On Wednesday’s edition of CBS News’ CBS  This Morning, Charlie Rose and Chief White House Correspondent Norah O’Donnell put on a veritable clinic on journalism, questioning Romney foreign policy surrogate Condoleezza Rice, and in the process, completely destroying Mitt Romney‘s foreign policy message. Rice was unable to name a single foreign policy failure of President Obama‘s, and was hard-pressed to explain what, exactly, Mitt Romney would do differently.

To her credit, former Secretary Rice seemed to realize, early on, that attacking the President on foreign policy was a losing argument, and tried to stick with the vague generalities that have been the Romney campaign’s stock-in-trade. “The mission here is to talk about this country and its leadership. The importance of America to the world. The importance of a clear message from the United States as to what we stand for.”

When Rose pointed out that most people think the President has done a “good job” on foreign policy, Rice wisely avoided the issue, saying “this is about the future,” and that we “shouldn’t look back,” while deploying GOP word croutons like “American exceptionalism” and “leading from in front.”

O’Donnell then showed what a good White House reporter can do. “But if President Obama isn’t doing anything wrong,” she said, “then why change things?”

“It’s a question of what a President Romney would do,” Secretary Rice replied, “and there is no doubt that the United States’ voice has been muted, and when the United States’ voice is muted the world is a more dangerous place.”

While most interviewers would have let Rice drift comfortably to Earth on that ejector seat, O’Donnell pressed on. “How is the United States’ voice muted?” she asked.

“Just look at the situation in Syria, for instance,” Sec. Rice responded. “We have a circumstance in which Assad is butchering his people. The Iranians are helping him to do so. The United States seems to be mired in the Security Council. The Russians and the Chinese say no, no, no and we don’t have an answer. When that is the case, it’s a dangerous place.”

“But I think the President agrees with that as well,” O’Donnell countered. “Having covered the White House, the question is whether a President Romney would be willing to advocate and commit American troops, American lives, in a place like Syria right now.”

“No one says we should treat Syria as if it needs American boots on the ground,” Rice replied.

Great.
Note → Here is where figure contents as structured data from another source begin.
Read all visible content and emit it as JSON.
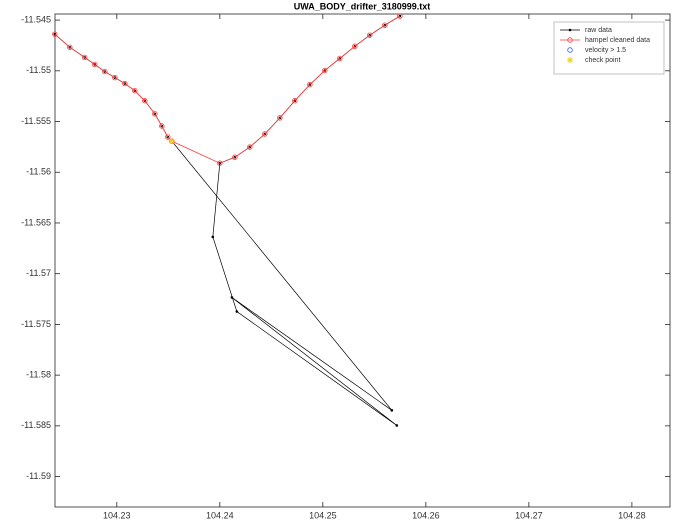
{
  "chart_data": {
    "type": "line",
    "title": "UWA_BODY_drifter_3180999.txt",
    "xlim": [
      104.224,
      104.2837
    ],
    "ylim": [
      -11.593,
      -11.5444
    ],
    "xticks": [
      104.23,
      104.24,
      104.25,
      104.26,
      104.27,
      104.28
    ],
    "yticks": [
      -11.545,
      -11.55,
      -11.555,
      -11.56,
      -11.565,
      -11.57,
      -11.575,
      -11.58,
      -11.585,
      -11.59
    ],
    "legend": "top-right",
    "series": [
      {
        "name": "raw data",
        "color": "#000000",
        "marker": "dot",
        "line": true,
        "x": [
          104.22398,
          104.22544,
          104.22689,
          104.22786,
          104.22883,
          104.22981,
          104.23078,
          104.23175,
          104.23272,
          104.23369,
          104.23437,
          104.23495,
          104.23534,
          104.2567,
          104.24117,
          104.25718,
          104.24165,
          104.23932,
          104.24,
          104.24146,
          104.24291,
          104.24437,
          104.24583,
          104.24728,
          104.24874,
          104.25019,
          104.25165,
          104.25311,
          104.25456,
          104.25602,
          104.25748
        ],
        "values": [
          -11.54639,
          -11.54768,
          -11.54868,
          -11.54937,
          -11.55007,
          -11.55067,
          -11.55126,
          -11.55196,
          -11.55295,
          -11.55424,
          -11.55544,
          -11.55653,
          -11.55693,
          -11.58347,
          -11.57234,
          -11.58496,
          -11.57373,
          -11.56637,
          -11.55911,
          -11.55852,
          -11.55752,
          -11.55623,
          -11.55464,
          -11.55295,
          -11.55136,
          -11.54997,
          -11.54878,
          -11.54758,
          -11.54649,
          -11.5455,
          -11.5446
        ]
      },
      {
        "name": "hampel cleaned data",
        "color": "#ff3b3b",
        "marker": "circle",
        "line": true,
        "x": [
          104.22398,
          104.22544,
          104.22689,
          104.22786,
          104.22883,
          104.22981,
          104.23078,
          104.23175,
          104.23272,
          104.23369,
          104.23437,
          104.23495,
          104.23534,
          104.24,
          104.24146,
          104.24291,
          104.24437,
          104.24583,
          104.24728,
          104.24874,
          104.25019,
          104.25165,
          104.25311,
          104.25456,
          104.25602,
          104.25748
        ],
        "values": [
          -11.54639,
          -11.54768,
          -11.54868,
          -11.54937,
          -11.55007,
          -11.55067,
          -11.55126,
          -11.55196,
          -11.55295,
          -11.55424,
          -11.55544,
          -11.55653,
          -11.55693,
          -11.55911,
          -11.55852,
          -11.55752,
          -11.55623,
          -11.55464,
          -11.55295,
          -11.55136,
          -11.54997,
          -11.54878,
          -11.54758,
          -11.54649,
          -11.5455,
          -11.5446
        ]
      },
      {
        "name": "velocity > 1.5",
        "color": "#3355ff",
        "marker": "circle",
        "line": false,
        "x": [],
        "values": []
      },
      {
        "name": "check point",
        "color": "#f2d21b",
        "marker": "star",
        "line": false,
        "x": [
          104.23534
        ],
        "values": [
          -11.55693
        ]
      }
    ]
  }
}
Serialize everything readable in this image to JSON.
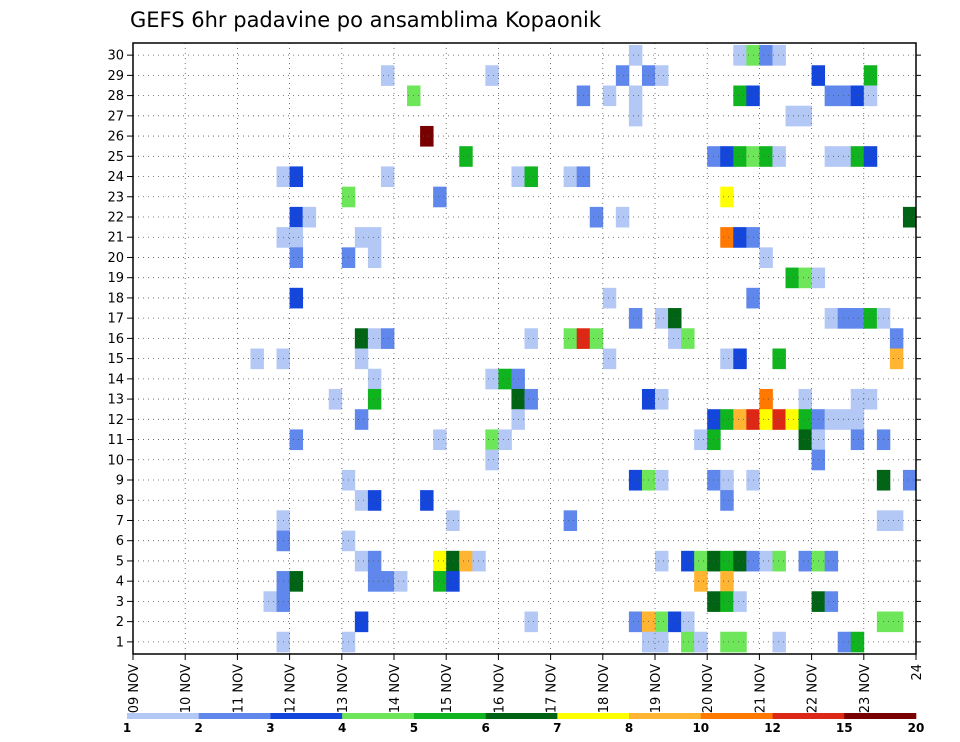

So what the ever-loving-eff are you saying?

“When the President of the United States says ‘Assad must go,’ and then nothing happens to make Assad go, our credibility is at stake, and we have a problem.”

So, the President needs to persuade the Russians to join us in sanctioning Assad?

“You are not going to bring the Russians along,” Secretary Rice said. “Leave the Security Council aside. You don’t need it. What you need is to work with the opposition to arm them in a way that does not undermine the unity of Syria in the future.”

The US is already providing non-lethal aid to the opposition in broad daylight, of course, but Rose pointed out the obvious problem with Rice’s lone, last point. “With respect, how do you know they’re not doing that?” he asked.

Rice hilariously replied that she didn’t “see any evidence” of that, which is a lot like someone complaining that they can’t see any ninjas at the Ninja Parade. You’re not supposed to see any evidence of it.

This was a great interview by Rose and (particularly) O’Donnell, and it should be a model for the next journalist who interviews Mitt Romney. Hopefully, that next interviewer will finally ask Romney why he opposed a raid into Pakistan to get bin Laden, and whether or not he still needs to check with his team of lawyers before deciding if he should attack Iran.